Huurbevriezing doorkruist de afspraken uit het woonakkoord

Stel in appartement

Stel in appartement Foto: CNS

  • De recente huurbevriezing doorkruist fundamenteel de afspraken uit het woonakkoord en zet de woningbouwambities van het kabinet op losse schroeven.
  • Corporaties verliezen miljarden aan investeringsruimte, wat de geplande bouw van tienduizenden sociale huurwoningen ernstig bedreigt.
  • De politieke besluitvorming rondom de voorjaarsnota laat een gebrek aan integraliteit zien, wat schadelijk uitpakt voor zowel huurders als woningzoekenden.

De afspraken uit de voorjaarsnota 2025 hebben een schokgolf veroorzaakt in de volkshuisvesting. Waar het kabinet eerder nog inzet op grootschalige nieuwbouw en een versterking van de sociale huursector, maakt de bevriezing van sociale huren voor twee jaar die ambities praktisch onuitvoerbaar. Compensatie voor gemiste inkomsten is er maar mondjesmaat.

Volgens signalen uit de sector verdampt hierdoor jaarlijks meer dan een miljard euro aan directe inkomsten bij woningcorporaties, met een veelvoud aan verloren investeringscapaciteit tot gevolg.

De timing van deze maatregel is extra wrang, aangezien er nog maar vier maanden geleden intensieve afspraken zijn gemaakt tussen het Rijk, corporaties en andere partijen over een versnelde woningbouwproductie.

“En dan komt als een duveltje uit een doosje een pyromaan die het hele bouwwerk in de fik steekt. Want dat is de consequentie van twee jaar huurbevriezing van sociale huurwoningen”, zoals emeritus hoogleraar Johan Conijn het in een column voor PropertyNL noemt.

De huurbevriezing dreigt de akkoorden volledig onderuit te halen, terwijl het woningtekort nijpender is dan ooit.

Financieel gat dreigt langdurig

Laten we alles nog eens onder elkaar zetten.

Hoewel er gesproken wordt over tijdelijke compensatie, blijft het effect op de meerjarenramingen desastreus. Het gat in de begroting van woningcorporaties is structureel en raakt meer dan alleen sociale huurprojecten.

Omdat veel nieuwbouwprojecten gemengd zijn opgezet, lopen ook middenhuur en koopsegmenten risico op vertraging of annulering.
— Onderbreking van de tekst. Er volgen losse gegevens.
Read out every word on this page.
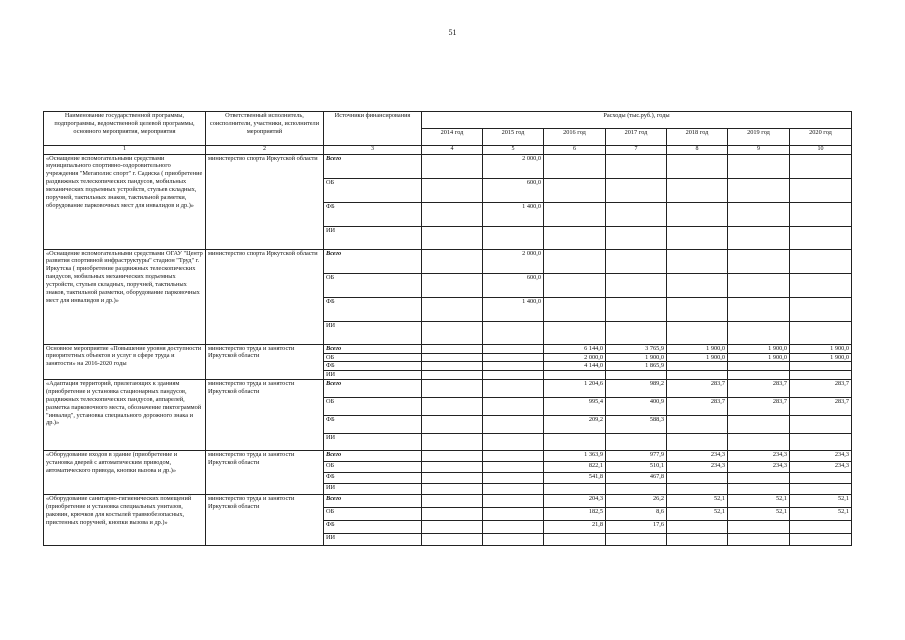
51
Наименование государственной программы, подпрограммы, ведомственной целевой программы, основного мероприятия, мероприятия	Ответственный исполнитель, соисполнители, участники, исполнители мероприятий	Источники финансирования	Расходы (тыс.руб.), годы						
			2014 год	2015 год	2016 год	2017 год	2018 год	2019 год	2020 год
1	2	3	4	5	6	7	8	9	10
«Оснащение вспомогательными средствами муниципального спортивно-оздоровительного учреждения "Мегаполис спорт" г. Садиска ( приобретение раздвижных телескопических пандусов, мобильных механических подъемных устройств, стульев складных, поручней, тактильных знаков, тактильной разметки, оборудование парковочных мест для инвалидов и др.)»	министерство спорта Иркутской области	Всего		2 000,0					
		ОБ		600,0					
		ФБ		1 400,0					
		ИИ							
«Оснащение вспомогательными средствами ОГАУ "Центр развития спортивной инфраструктуры" стадион "Труд" г. Иркутска ( приобретение раздвижных телескопических пандусов, мобильных механических подъемных устройств, стульев складных, поручней, тактильных знаков, тактильной разметки, оборудование парковочных мест для инвалидов и др.)»	министерство спорта Иркутской области	Всего		2 000,0					
		ОБ		600,0					
		ФБ		1 400,0					
		ИИ							
Основное мероприятие «Повышение уровня доступности приоритетных объектов и услуг в сфере труда и занятости» на 2016-2020 годы	министерство труда и занятости Иркутской области	Всего			6 144,0	3 765,9	1 900,0	1 900,0	1 900,0
		ОБ			2 000,0	1 900,0	1 900,0	1 900,0	1 900,0
		ФБ			4 144,0	1 865,9			
		ИИ							
«Адаптация территорий, прилегающих к зданиям (приобретение и установка стационарных пандусов, раздвижных телескопических пандусов, аппарелей, разметка парковочного места, обозначение пиктограммой "инвалид", установка специального дорожного знака и др.)»	министерство труда и занятости Иркутской области	Всего			1 204,6	989,2	283,7	283,7	283,7
		ОБ			995,4	400,9	283,7	283,7	283,7
		ФБ			209,2	588,3			
		ИИ							
«Оборудование входов в здание (приобретение и установка дверей с автоматическим приводом, автоматического привода, кнопки вызова и др.)»	министерство труда и занятости Иркутской области	Всего			1 363,9	977,9	234,3	234,3	234,3
		ОБ			822,1	510,1	234,3	234,3	234,3
		ФБ			541,8	467,8			
		ИИ							
«Оборудование санитарно-гигиенических помещений (приобретение и установка специальных унитазов, раковин, крючков для костылей травмобезопасных, пристенных поручней, кнопки вызова и др.)»	министерство труда и занятости Иркутской области	Всего			204,3	26,2	52,1	52,1	52,1
		ОБ			182,5	8,6	52,1	52,1	52,1
		ФБ			21,8	17,6			
		ИИ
De beleidswijziging is daarmee niet alleen een probleem voor de corporaties zelf, maar voor de gehele bouwketen.

Bovendien blijkt uit analyse dat het bevriezen van huren geen effectief instrument is om armoede te bestrijden. Het voordeel van lagere huren verdampt voor een groot deel via lagere huurtoeslagen, ziet Conijn, terwijl het geld dat corporaties mislopen niet wordt herverdeeld in de keten.

Zowel onderhoud als verduurzaming en nieuwbouw worden geraakt, met als eindresultaat dat huurders en woningzoekenden de dupe zijn.

Eenzijdige besluitvorming leidt tot instabiliteit

De wijze waarop de bevriezing tot stand is gekomen, via onderhandelingen tussen fractievoorzitters, buiten de ministers om, voedt de kritiek op de bestuurlijke aanpak. De spanning tussen politieke profilering en bestuurlijke continuïteit komt opnieuw aan het licht.

In een politiek klimaat waarin compromissen vaak leidend zijn, lijken inhoudelijke doelen, zoals het oplossen van de woningnood, ondergeschikt geraakt.

De column van Conijn legt de vinger op de zere plek. Hij spreekt van ‘vandalisme in de polder’, doelend op de destructieve werking van ad-hoc huurbeleid op zorgvuldig opgebouwde langetermijnafspraken. Volgens Conijn is het niet de eerste keer dat inkomensbeleid wordt gevoerd via de volkshuisvesting, met telkens dezelfde negatieve uitkomst: minder woningen, minder kansen voor woningzoekenden, en structurele onzekerheid voor uitvoerende partijen.

“De actieve lobby van de Woonbond en haar leden heeft succes gehad en ze is blij met twee jaar huurbevriezing”, constateert Conijn verder.

“Het zou goed zijn als de Woonbond voortaan een integrale afweging maakt als ze de belangen van huurders en woningzoekenden behartigt en niet een partiele, die alleen kijkt naar de hoogte van de huurstijging”.